Saturday, February 7, 2009

Taking Responsibility

"Its not you, its me."

I think finally I have made a breakthrough in my poker lessons. Its not poker that continually screws me over, its me.
This latest realization came to me after another head-scratching call from an opponent in my monthly home game.
Said person is actually a very good poker player, not easy to read and smart enough to think through calls, so when I say monthly home game don't take that to mean no-skill.

The situation is this: Early in the tourney, I get A-Qo in LP. Villan raises 3x BB to 150 t$. I re-raise to 4x his bet 600 t$. Usually I never re-raise unless I have a huge hand (a leak) but he just flat calls. Im thinking A-K but could have a big PP.

Flop is raggy 9 high no double suit, we both check.

Turn is a Jx, he checks. I could my chips and betting the pot will leave me short so I push. He tanks. Immediately I know he has A-K for sure. He asks for a count of my chips and its going to cost him another t$1400 (3/4ths his stack) to call. And he does.
River is a blank and im out.

My first question to myself is "do i really bluff that much?" And im pretty sure that answer is no. Im pretty tight, even weak-tight but not bluffy. So why is it I can't get players to do what I WANT them to do versus what they should do?
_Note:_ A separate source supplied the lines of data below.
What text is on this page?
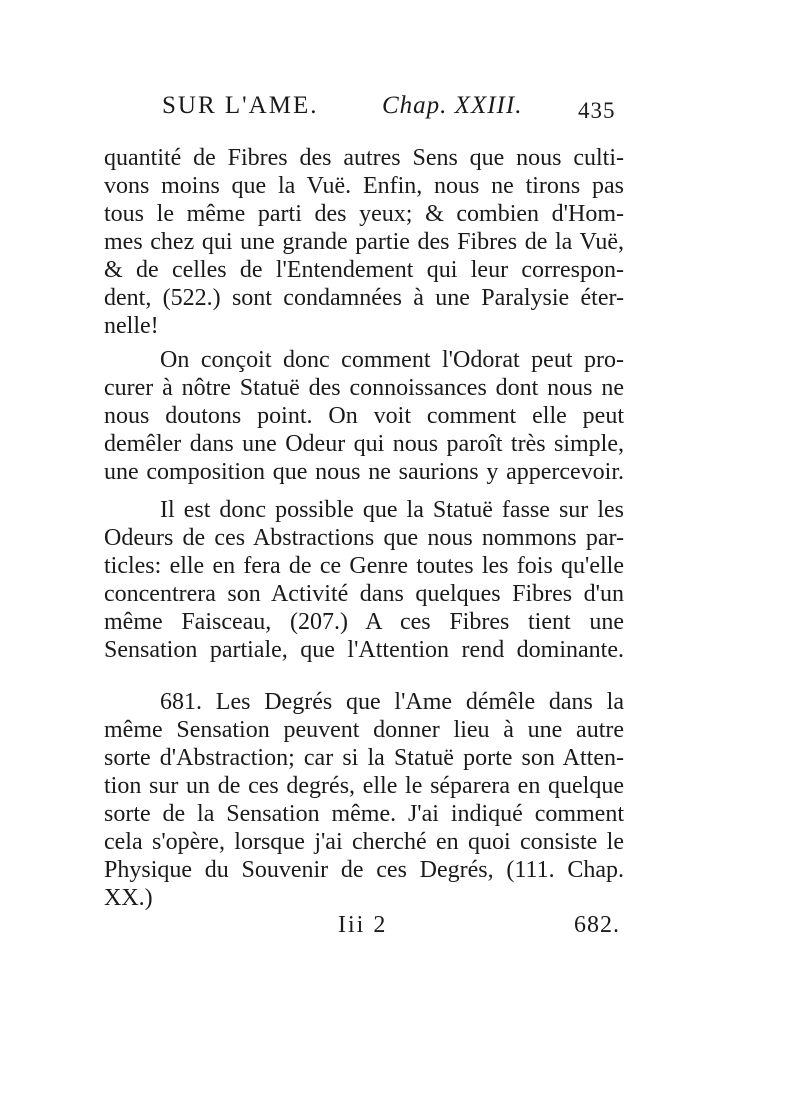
SUR L'AME.	Chap. XXIII. 435
quantité de Fibres des autres Sens que nous culti-
vons moins que la Vuë. Enfin, nous ne tirons pas
tous le même parti des yeux; & combien d'Hom-
mes chez qui une grande partie des Fibres de la Vuë,
& de celles de l'Entendement qui leur correspon-
dent, (522.) sont condamnées à une Paralysie éter-
nelle!
On conçoit donc comment l'Odorat peut pro-
curer à nôtre Statuë des connoissances dont nous ne
nous doutons point. On voit comment elle peut
demêler dans une Odeur qui nous paroît très simple,
une composition que nous ne saurions y appercevoir.
Il est donc possible que la Statuë fasse sur les
Odeurs de ces Abstractions que nous nommons par-
ticles: elle en fera de ce Genre toutes les fois qu'elle
concentrera son Activité dans quelques Fibres d'un
même Faisceau, (207.) A ces Fibres tient une
Sensation partiale, que l'Attention rend dominante.
681. Les Degrés que l'Ame démêle dans la
même Sensation peuvent donner lieu à une autre
sorte d'Abstraction; car si la Statuë porte son Atten-
tion sur un de ces degrés, elle le séparera en quelque
sorte de la Sensation même. J'ai indiqué comment
cela s'opère, lorsque j'ai cherché en quoi consiste le
Physique du Souvenir de ces Degrés, (111. Chap.
XX.)
Iii 2	682.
If I ever answer that question I think my poker breakthrough is not far behind...

2 comments:

Alan aka RecessRampage said...

Why aren't you cbetting on the flop? You 3 bet pre, you're IP, and you check behind? Dude...

lj said...

what alan said. you have to bet that flop once you raise him. also, fwiw, unless i think his range is super wide, i might flat that early pre.